Savings accounts are risk-free. Interests paid on these accounts vary. Higher amounts attract higher interest and vice versa, all things being equal. These accounts are very flexible as account holders can have access to the funds as and when they wish. Interest rates range between 2 & 15% per annum depending on the amount and the institutions involved. In Ghana currently, one can start with as low as GHS 10.00 or even less.
Fixed Deposit Accounts
Fixed Deposits like Savings Accounts are also risk-free. Returns on such investments are certain and interest rates are fixed at the time of investment. This enables one to know in advance what to expect in monetary terms when his/her investment matures. Fixed Deposits have fixed maturity periods. Investors can choose from 30, 60, 91, 182, 275 and 365-day maturity periods. Interests are also higher than that of Savings Accounts. Interests range between 20 and 30% per annum with some microfinance institutions offering a little bit more. Depending on the amount involved, one could negotiate for higher amounts.
In case of any emergency, one could easily discount one’s investment before maturity at a fee.
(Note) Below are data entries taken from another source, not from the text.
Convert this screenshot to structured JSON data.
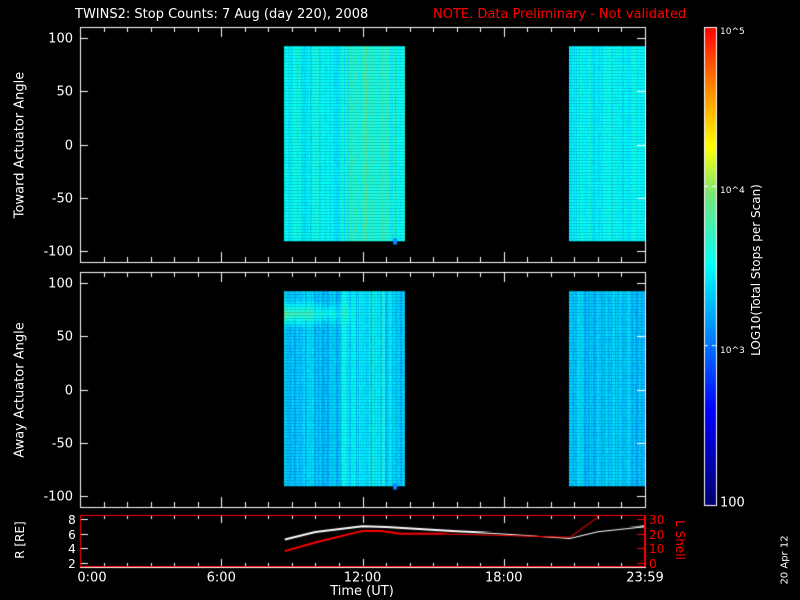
{
  "chart_data": {
    "type": "heatmap",
    "title": "TWINS2: Stop Counts:  7 Aug (day 220), 2008",
    "note": "NOTE. Data Preliminary - Not validated",
    "note_color": "#ff0000",
    "panels": [
      {
        "ylabel": "Toward Actuator Angle",
        "ylim": [
          -110,
          110
        ],
        "yticks": [
          "100",
          "50",
          "0",
          "-50",
          "-100"
        ],
        "ytick_values": [
          100,
          50,
          0,
          -50,
          -100
        ],
        "data_intervals_hours": [
          [
            8.67,
            13.8
          ],
          [
            20.77,
            24
          ]
        ],
        "angle_range": [
          -88,
          92
        ],
        "typical_log_counts": 3.5
      },
      {
        "ylabel": "Away Actuator Angle",
        "ylim": [
          -110,
          110
        ],
        "yticks": [
          "100",
          "50",
          "0",
          "-50",
          "-100"
        ],
        "ytick_values": [
          100,
          50,
          0,
          -50,
          -100
        ],
        "data_intervals_hours": [
          [
            8.67,
            13.8
          ],
          [
            20.77,
            24
          ]
        ],
        "angle_range": [
          -88,
          92
        ],
        "typical_log_counts": 3.3,
        "enhanced_band_angle": 72
      }
    ],
    "colorbar": {
      "label": "LOG10(Total Stops per Scan)",
      "range": [
        100,
        100000
      ],
      "ticks": [
        "100",
        "10^3",
        "10^4",
        "10^5"
      ]
    },
    "orbit_panel": {
      "ylabel_left": "R [RE]",
      "ylim_left": [
        1.5,
        8.5
      ],
      "yticks_left": [
        "2",
        "4",
        "6",
        "8"
      ],
      "ylabel_right": "L Shell",
      "ylim_right": [
        -3,
        33
      ],
      "yticks_right": [
        "0",
        "10",
        "20",
        "30"
      ],
      "series": [
        {
          "name": "R",
          "color": "#ffffff",
          "x": [
            8.7,
            10,
            12,
            13,
            16,
            18,
            20.8,
            22,
            24
          ],
          "y": [
            5.2,
            6.2,
            7,
            6.9,
            6.3,
            6,
            5.4,
            6.3,
            7
          ]
        },
        {
          "name": "L Shell",
          "color": "#ff0000",
          "x": [
            8.7,
            10,
            12,
            12.8,
            13.6,
            16,
            20.8,
            22
          ],
          "y": [
            8,
            14,
            22,
            22,
            20,
            20,
            18,
            32
          ]
        }
      ]
    },
    "xlabel": "Time (UT)",
    "xlim": [
      0,
      24
    ],
    "xticks": [
      "0:00",
      "6:00",
      "12:00",
      "18:00",
      "23:59"
    ],
    "xtick_values": [
      0,
      6,
      12,
      18,
      24
    ],
    "date_stamp": "20 Apr 12"
  }
}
Other institutions have also designed it in a way that makes it possible for investors to top up on a monthly basis.
Treasury Bills, like the previously stated investment types, are risk-free. They are issued by the government and have fixed interest rates like the Fixed Deposit. Their maturity periods are also fixed like the Fixed Deposit and can be bought either at cost value or face value. One can start with a minimum investment amount of GHS 500.00.
Interest rates on the market according to Bank of Ghana’s website as at 17th October include:
91 days – 22.81%
182 days – 24.45%
365 days –23.50%
The Financial Term of the Month: Nest Egg
Nest egg refers to a substantial sum of money that has been saved or invested for a specific purpose. A nest egg is generally earmarked for longer-term objectives, the most common being retirement, buying a home and education. It can also refer to money kept aside as a reserve to deal with unexpected emergencies such as a medical problem or urgent housing repairs. “Nest egg” has been used to refer to savings since the late 17th century. The term is believed to have been derived from poultry farmers’ tactic of placing eggs – both real and fake – in hens’ nests to induce them to lay more eggs, which meant more income for these farmers. Nest egg proceeds are not to be invested, in hopes of achieving a high rate of return, in such volatile investments as commodities, small-cap stocks and currencies, since their inherent volatility makes them less suited for conservative investing.